Ambre en a les larmes aux yeux et le cœur qui bat à cent à l’heure. Ce n’est pas souvent que Noah lui fait de telle déclaration. Elle est vraiment soulagée, mais se sent bête d’avoir mal interprété son comportement. Elle a toujours critiqué les filles qui se mettent dans des états pas possibles à cause de leur mec et voilà qu’elle est devenue l’une d’elle.
Un bruit lui parvient de l’entrée, ce doit être Lila qui rentre de son rendez-vous.
- Je me sens bête maintenant, dit-elle en rougissant. Toi aussi tu me manques. L’appart est trop vide sans toi et le lit beaucoup trop froid…
Quelqu’un se racle la gorge, mais ce n’est pas Lila. C’est une voix d’Homme. Ambre se retourne vivement et pousse un cri.
- Qu’est-ce que vous faites là et qui êtes-vous ? dit-elle paniquée.
- Qu’est-ce qui se passe ? demande Noah de l’autre côté de l’écran.
- Excusez-moi de vous avoir déranger. C’est juste que Lila a eu un accident de voiture et…
- Quoi !? Un accident ! Elle va bien ? Où est-elle ?
Ambre se lève dans un bond. Elle a du mal à respirer. Son cœur veut sortir de sa poitrine.
- Non, non elle va bien. Je l’ai ramené en voiture, mais elle s’est endormie. J’ai vu la lumière et je me suis dit que peut-être il fallait que je vous prévienne avant. Je ne sais pas trop pourquoi je suis rentré en fait…
- C’est quoi tous ces cris ? Ambre on t’entend de l’autre côté de la cour.
Lila se tient dans l’embrasure de la porte qui donne sur l’entrée. Elle a une salle tête. Les cheveux ébouriffés, des cernes sous les yeux, un bleu qui commence à apparaitre sous son menton. Ambre se précipite, manque de tomber en ratant une des trois marches traitresses qui entourent le salon, passe comme une furie devant l’inconnu et se jette dans les bras de son amie.
- Oh mon dieu ? Tu n’as rien ? Tu es sûre que ça va ? Qu’est ce qui s’est passé ?
- Tu es en train de m’étouffer là, rit Lila en se détachant de l’emprise de sa colocataire avec une grimace.

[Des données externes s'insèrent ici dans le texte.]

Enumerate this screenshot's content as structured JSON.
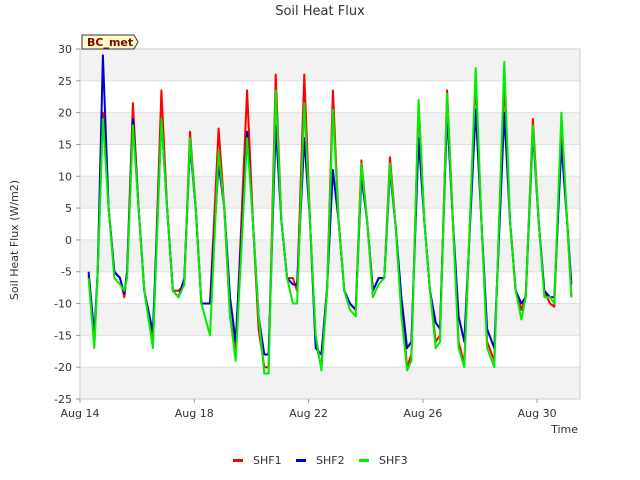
{
  "chart_data": {
    "type": "line",
    "title": "Soil Heat Flux",
    "xlabel": "Time",
    "ylabel": "Soil Heat Flux (W/m2)",
    "badge": "BC_met",
    "x_range_days": [
      14,
      31.5
    ],
    "x_ticks": [
      {
        "day": 14,
        "label": "Aug 14"
      },
      {
        "day": 18,
        "label": "Aug 18"
      },
      {
        "day": 22,
        "label": "Aug 22"
      },
      {
        "day": 26,
        "label": "Aug 26"
      },
      {
        "day": 30,
        "label": "Aug 30"
      }
    ],
    "ylim": [
      -25,
      30
    ],
    "y_ticks": [
      -25,
      -20,
      -15,
      -10,
      -5,
      0,
      5,
      10,
      15,
      20,
      25,
      30
    ],
    "grid": "horizontal alternating bands",
    "legend_position": "bottom",
    "series": [
      {
        "name": "SHF1",
        "color": "#ff0000",
        "points": [
          [
            14.3,
            -5.5
          ],
          [
            14.5,
            -16.5
          ],
          [
            14.62,
            -5
          ],
          [
            14.8,
            20
          ],
          [
            15.0,
            5
          ],
          [
            15.2,
            -5
          ],
          [
            15.4,
            -6
          ],
          [
            15.55,
            -9
          ],
          [
            15.65,
            -5
          ],
          [
            15.85,
            21.5
          ],
          [
            16.05,
            5
          ],
          [
            16.25,
            -8
          ],
          [
            16.55,
            -16.5
          ],
          [
            16.85,
            23.5
          ],
          [
            17.05,
            5
          ],
          [
            17.25,
            -8
          ],
          [
            17.45,
            -8
          ],
          [
            17.65,
            -7
          ],
          [
            17.85,
            17
          ],
          [
            18.05,
            5
          ],
          [
            18.25,
            -10
          ],
          [
            18.55,
            -10
          ],
          [
            18.85,
            17.5
          ],
          [
            19.05,
            5
          ],
          [
            19.25,
            -12
          ],
          [
            19.45,
            -17.5
          ],
          [
            19.85,
            23.5
          ],
          [
            20.05,
            3
          ],
          [
            20.25,
            -14
          ],
          [
            20.45,
            -20
          ],
          [
            20.6,
            -20
          ],
          [
            20.85,
            26
          ],
          [
            21.05,
            3
          ],
          [
            21.25,
            -6
          ],
          [
            21.45,
            -6
          ],
          [
            21.6,
            -8
          ],
          [
            21.85,
            26
          ],
          [
            22.05,
            3
          ],
          [
            22.25,
            -16
          ],
          [
            22.45,
            -20
          ],
          [
            22.65,
            -8
          ],
          [
            22.85,
            23.5
          ],
          [
            23.05,
            3
          ],
          [
            23.25,
            -8
          ],
          [
            23.45,
            -10
          ],
          [
            23.65,
            -11
          ],
          [
            23.85,
            12.5
          ],
          [
            24.05,
            3
          ],
          [
            24.25,
            -8
          ],
          [
            24.45,
            -6
          ],
          [
            24.65,
            -6
          ],
          [
            24.85,
            13
          ],
          [
            25.05,
            2
          ],
          [
            25.25,
            -10
          ],
          [
            25.45,
            -20
          ],
          [
            25.6,
            -18
          ],
          [
            25.85,
            21.5
          ],
          [
            26.05,
            3
          ],
          [
            26.25,
            -8
          ],
          [
            26.45,
            -16
          ],
          [
            26.6,
            -15
          ],
          [
            26.85,
            23.5
          ],
          [
            27.05,
            3
          ],
          [
            27.25,
            -16
          ],
          [
            27.45,
            -19.5
          ],
          [
            27.85,
            25.5
          ],
          [
            28.05,
            3
          ],
          [
            28.25,
            -16
          ],
          [
            28.5,
            -19
          ],
          [
            28.85,
            25.5
          ],
          [
            29.05,
            3
          ],
          [
            29.25,
            -8
          ],
          [
            29.45,
            -11
          ],
          [
            29.6,
            -9
          ],
          [
            29.85,
            19
          ],
          [
            30.05,
            3
          ],
          [
            30.25,
            -8
          ],
          [
            30.45,
            -10
          ],
          [
            30.6,
            -10.5
          ],
          [
            30.85,
            18
          ],
          [
            31.05,
            3
          ],
          [
            31.2,
            -9
          ]
        ]
      },
      {
        "name": "SHF2",
        "color": "#0000cc",
        "points": [
          [
            14.3,
            -5
          ],
          [
            14.5,
            -15
          ],
          [
            14.62,
            -5
          ],
          [
            14.8,
            29
          ],
          [
            15.0,
            5
          ],
          [
            15.2,
            -5
          ],
          [
            15.4,
            -6
          ],
          [
            15.55,
            -8.5
          ],
          [
            15.65,
            -5
          ],
          [
            15.85,
            19
          ],
          [
            16.05,
            5
          ],
          [
            16.25,
            -8
          ],
          [
            16.55,
            -14.5
          ],
          [
            16.85,
            19
          ],
          [
            17.05,
            5
          ],
          [
            17.25,
            -8
          ],
          [
            17.45,
            -9
          ],
          [
            17.65,
            -6
          ],
          [
            17.85,
            15
          ],
          [
            18.05,
            5
          ],
          [
            18.25,
            -10
          ],
          [
            18.55,
            -10
          ],
          [
            18.85,
            12
          ],
          [
            19.05,
            5
          ],
          [
            19.25,
            -9
          ],
          [
            19.45,
            -16
          ],
          [
            19.85,
            17
          ],
          [
            20.05,
            3
          ],
          [
            20.25,
            -12
          ],
          [
            20.45,
            -18
          ],
          [
            20.6,
            -18
          ],
          [
            20.85,
            18
          ],
          [
            21.05,
            3
          ],
          [
            21.25,
            -6
          ],
          [
            21.45,
            -7
          ],
          [
            21.6,
            -7
          ],
          [
            21.85,
            16
          ],
          [
            22.05,
            3
          ],
          [
            22.25,
            -17
          ],
          [
            22.45,
            -18
          ],
          [
            22.65,
            -7.5
          ],
          [
            22.85,
            11
          ],
          [
            23.05,
            3
          ],
          [
            23.25,
            -8
          ],
          [
            23.45,
            -10
          ],
          [
            23.65,
            -11
          ],
          [
            23.85,
            10
          ],
          [
            24.05,
            3
          ],
          [
            24.25,
            -8
          ],
          [
            24.45,
            -6
          ],
          [
            24.65,
            -6
          ],
          [
            24.85,
            11
          ],
          [
            25.05,
            2
          ],
          [
            25.25,
            -9
          ],
          [
            25.45,
            -17
          ],
          [
            25.6,
            -16
          ],
          [
            25.85,
            16
          ],
          [
            26.05,
            3
          ],
          [
            26.25,
            -8
          ],
          [
            26.45,
            -13
          ],
          [
            26.6,
            -14
          ],
          [
            26.85,
            20
          ],
          [
            27.05,
            3
          ],
          [
            27.25,
            -12
          ],
          [
            27.45,
            -16
          ],
          [
            27.85,
            20.5
          ],
          [
            28.05,
            3
          ],
          [
            28.25,
            -14
          ],
          [
            28.5,
            -17
          ],
          [
            28.85,
            20
          ],
          [
            29.05,
            3
          ],
          [
            29.25,
            -8
          ],
          [
            29.45,
            -10
          ],
          [
            29.6,
            -9
          ],
          [
            29.85,
            17
          ],
          [
            30.05,
            3
          ],
          [
            30.25,
            -8
          ],
          [
            30.45,
            -9
          ],
          [
            30.6,
            -9
          ],
          [
            30.85,
            15
          ],
          [
            31.05,
            3
          ],
          [
            31.2,
            -7
          ]
        ]
      },
      {
        "name": "SHF3",
        "color": "#00ee00",
        "points": [
          [
            14.3,
            -6
          ],
          [
            14.5,
            -17
          ],
          [
            14.62,
            -5
          ],
          [
            14.8,
            19
          ],
          [
            15.0,
            5
          ],
          [
            15.2,
            -6
          ],
          [
            15.4,
            -7
          ],
          [
            15.55,
            -8
          ],
          [
            15.65,
            -6
          ],
          [
            15.85,
            18
          ],
          [
            16.05,
            5
          ],
          [
            16.25,
            -8
          ],
          [
            16.55,
            -17
          ],
          [
            16.85,
            19
          ],
          [
            17.05,
            5
          ],
          [
            17.25,
            -8
          ],
          [
            17.45,
            -9
          ],
          [
            17.65,
            -7
          ],
          [
            17.85,
            16
          ],
          [
            18.05,
            5
          ],
          [
            18.25,
            -10
          ],
          [
            18.55,
            -15
          ],
          [
            18.85,
            14
          ],
          [
            19.05,
            5
          ],
          [
            19.25,
            -12
          ],
          [
            19.45,
            -19
          ],
          [
            19.85,
            16
          ],
          [
            20.05,
            3
          ],
          [
            20.25,
            -12
          ],
          [
            20.45,
            -21
          ],
          [
            20.6,
            -21
          ],
          [
            20.85,
            23.5
          ],
          [
            21.05,
            3
          ],
          [
            21.25,
            -6
          ],
          [
            21.45,
            -10
          ],
          [
            21.6,
            -10
          ],
          [
            21.85,
            21.5
          ],
          [
            22.05,
            3
          ],
          [
            22.25,
            -15
          ],
          [
            22.45,
            -20.5
          ],
          [
            22.65,
            -8
          ],
          [
            22.85,
            20.5
          ],
          [
            23.05,
            3
          ],
          [
            23.25,
            -8
          ],
          [
            23.45,
            -11
          ],
          [
            23.65,
            -12
          ],
          [
            23.85,
            12
          ],
          [
            24.05,
            3
          ],
          [
            24.25,
            -9
          ],
          [
            24.45,
            -7
          ],
          [
            24.65,
            -6
          ],
          [
            24.85,
            12
          ],
          [
            25.05,
            2
          ],
          [
            25.25,
            -12
          ],
          [
            25.45,
            -20.5
          ],
          [
            25.6,
            -19
          ],
          [
            25.85,
            22
          ],
          [
            26.05,
            3
          ],
          [
            26.25,
            -8
          ],
          [
            26.45,
            -17
          ],
          [
            26.6,
            -16
          ],
          [
            26.85,
            23
          ],
          [
            27.05,
            3
          ],
          [
            27.25,
            -17
          ],
          [
            27.45,
            -20
          ],
          [
            27.85,
            27
          ],
          [
            28.05,
            3
          ],
          [
            28.25,
            -17
          ],
          [
            28.5,
            -20
          ],
          [
            28.85,
            28
          ],
          [
            29.05,
            3
          ],
          [
            29.25,
            -8
          ],
          [
            29.45,
            -12.5
          ],
          [
            29.6,
            -9
          ],
          [
            29.85,
            18
          ],
          [
            30.05,
            3
          ],
          [
            30.25,
            -9
          ],
          [
            30.45,
            -9
          ],
          [
            30.6,
            -10
          ],
          [
            30.85,
            20
          ],
          [
            31.05,
            3
          ],
          [
            31.2,
            -9
          ]
        ]
      }
    ]
  }
}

- Est-ce que quelqu’un aurait la gentillesse de me dire ce qui se passe. Ce n’est pas que je me sente con, mais bon je fais fasse à un coussin en velours qui n’est pas très bavard, demande Noah à travers l’ordinateur.
Ambre entraine Lila vers le canapé et la fait s’assoir. Cette dernière salue Noah et entame de raconter ses péripéties. Quand elle en arrive à évoquer l’aide de Gabriel, elle le cherche des yeux dans la pièce. Il se tient debout, bien droit à côté de la bibliothèque. Il est attentif à ce qui se passe, mais ne participe pas à la conversation.
- Heureusement que Gabriel est arrivé, sinon je serais restée coincée un moment je pense.
- Gabriel ? questionne Ambre sans comprendre de qui elle parle.
Lila lui fait signe de la main en désignant l’apollon toujours planté au milieu du salon. Quand enfin elle se retourne, elle en reste bouche bée. Elle n’avait pas du tout remarqué à quel point cet inconnu est beau.
- Ah Gabriel ! Merci d’avoir sauvée ma copine en tout cas !
- Attendez, un musher qui s’appelle Gabriel ? Ce ne serait pas Gabriel Lemire par hasard ? questionne Noah.
Le principal intéressé fronce les sourcils et s’avance dans la pièce pour voir sur l’ordinateur qui connait son nom.
- Noah ? dit Gabriel d’un air surpris.
Les filles le sont encore plus. Elles font plusieurs allers-retours en tournant la tête, regardant Gabriel puis Noah.
- Vous vous connaissez ? demande Ambre à son petit ami.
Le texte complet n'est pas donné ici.